Mangham kept a low profile until he stunned political observers by entering the governor's race just before the April 29 deadline.
As a junior member of the minority party caucus — he was elected to the House in 2000 — he has a thin legislative resume.
Highlights for 2010 on his Facebook page cite his introduction of the House doctor and pastor of the day, a daily ritual in the chamber.
They also note his floor speech criticizing Georgia's failure to take advantage of federal economic stimulus funds for high-speed rail.
"Georgia was not in the game," when $8 billion was divvied up among the states, he lamented.

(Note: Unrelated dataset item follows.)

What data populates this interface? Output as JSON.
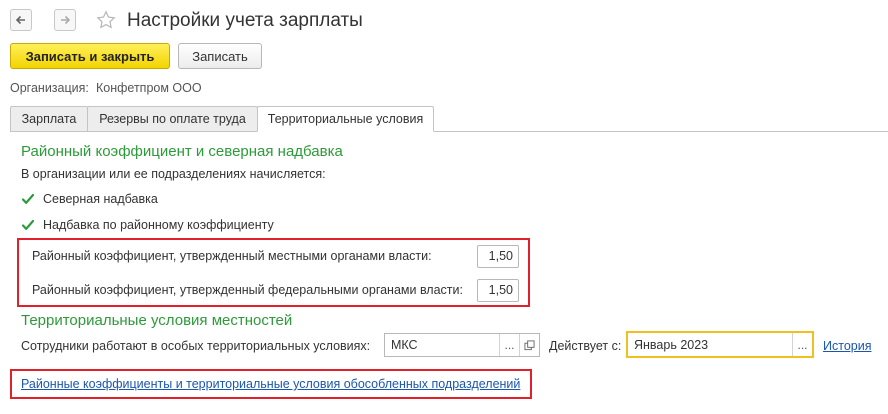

Among the Mangham measures the House has passed are resolutions commending the city of Lithonia and the Rockdale County Democratic Party.
On his behalf, it also recognized Georgia's clergy and Africa Day and Africa Diaspora Day. It also honored someone's 91st birthday.
In addition, it has commended various constituents — including his own pastor — and offered condolence for families of people who have died.
Mangham also has been a leading supporter of more substantive — but unsuccessful — proposals.
Among them are ones that would have increased the minimum wage and imposed a moratorium on the death penalty.
Another called for the president to be elected by a popular vote instead of indirectly by the Electoral College. That is a federal issue over which the state has no control.
There have been few indications as to what sort of campaign he might run — if he actually mounts one.
One clue may have emerged in 2007, when he sought a minor party post and said Democrats should run "grass roots" efforts and knock on doors.
His campaign finances may leave him few alternatives.
He entered the governor's race after the end of the last reporting period, so he hasn't had to say how much money he has raised.
In April, he reported he had raised only $263.53 for his state House re-election campaign.